Whatever it was, it has been one of my most successful weight loss techniques so far.
I wouldn’t exactly call this one a ‘weight loss method.’ Its more that, when you dislike your own body as much as I do, yet you are completely unwilling to do anything to fix it, you sometimes become frustrated and resort to violence.
Last year I began looking at myself in the mirror every morning and became actively upset with how much I hate my own body. I have always been unhappy with how I look, to varying degrees, but this time I was physically angry in a manner that I had never been before. I felt depressed and exhausted, but mostly I felt irritated at myself for being so helpless against my disgusting body.
So, I did what any normal girl would do: I asked full-grown men to physically injure me.
From a young age I have enjoyed a very specific kind of porn. I frequent a website that is all in Japanese and only has videos of tiny women being groped in public. There are a lot of aspects of this that I enjoy but the main one is objectification. When these women are groped ‘against their will,’ they literally become objects. Their bodies are no longer something they have any control over. The same way a table could be used to put a glass of water on, their bodies are being used to create pleasure for another person.
Shame and objectification have appealed to me for as long as I have been having sex, but until last year I had never felt so bad about myself that I was ready to be with someone who would actually go through with the things I fantasized about. The farthest I had gone into the ‘rape fantasy’ game was this one guy I had sex with when I was 17 who sort of meekly rested his hand on my throat after I requested that he choke me.

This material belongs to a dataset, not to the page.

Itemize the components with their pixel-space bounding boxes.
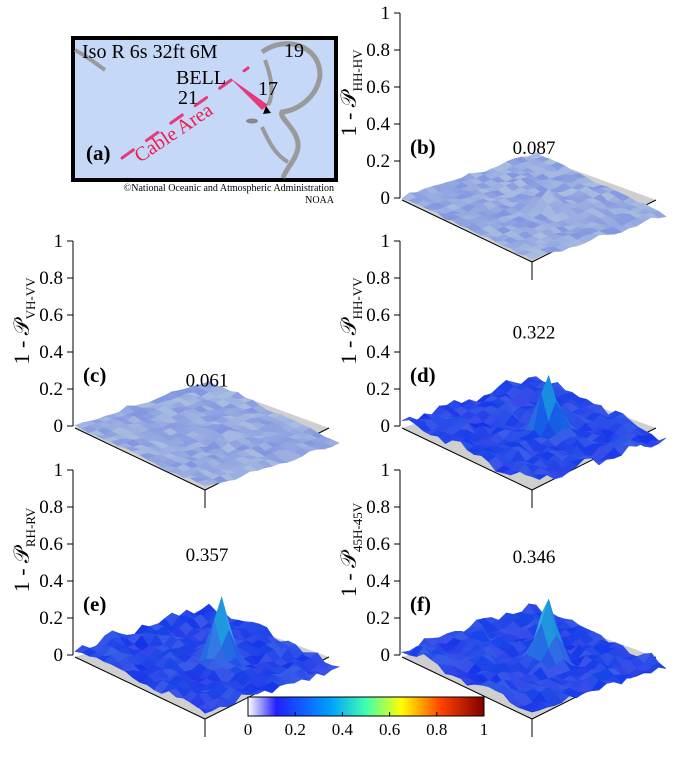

At some point last year, a switched flipped in my brain, and I realized that the person I was sleeping with was probably interested in the same things I was interested in. I could smell the rape fantasy on him from a mile away. It was just a matter of revealing that I was interested in having no agency during sex.
It started one day when I offered to fold his laundry. Folding laundry is something that I enjoy doing in a non-sexual way, but to my surprise halfway through folding my boyfriend had whipped his dick out and was dangling it near my face. I felt confused and embarrassed. The sex we had that night was exactly what I wanted. It felt, somehow, as if he didn’t notice that I existed, even while his dick was inside of me. Suddenly, my body became an object that was fully under his control and it felt euphoric.
From there it only got worse, because, for those of you who don’t know, here is a cool fact about that kind of sex: the dominant person will continue to crave dominance and the submissive person will only want less control. As the relationship deteriorated, this sexual dynamic began to inflate. I think it happened because the more rejected I felt, the more I hated myself and the more I wanted to feel separate from my own body. And, in turn, the more passive I became, the more chances he had to physically dominate me.
So he got more violent and I enjoyed it until I was scared, and then I continued to enjoy it. It got to the point where every time we had sex I got a new, visible injury. I began lying to my coworkers about the bite marks on my back until I couldn’t come up with a good excuse, and then I just told them they were tooth-shaped hickeys. I would come to social events with a swollen face and tell my friends it was from allergies. The last time I had sex with him, he choked me until I passed out, then gave me a black eye.
After that relationship ended, (like, immediately after that relationship ended), I let someone else hit me in the face during sex. He made my nose bleed and worsened my black eye. Somehow, it was different with a new person. I guess I wasn’t ‘in the moment’ enough and it felt like straight up physical pain without the pleasure of feeling like my body didn’t belong to me. Since then I have stopped letting people injure me during sex.
I enjoyed the injuries while they lasted. They were visible, tangible proof that someone liked my body enough to objectify it.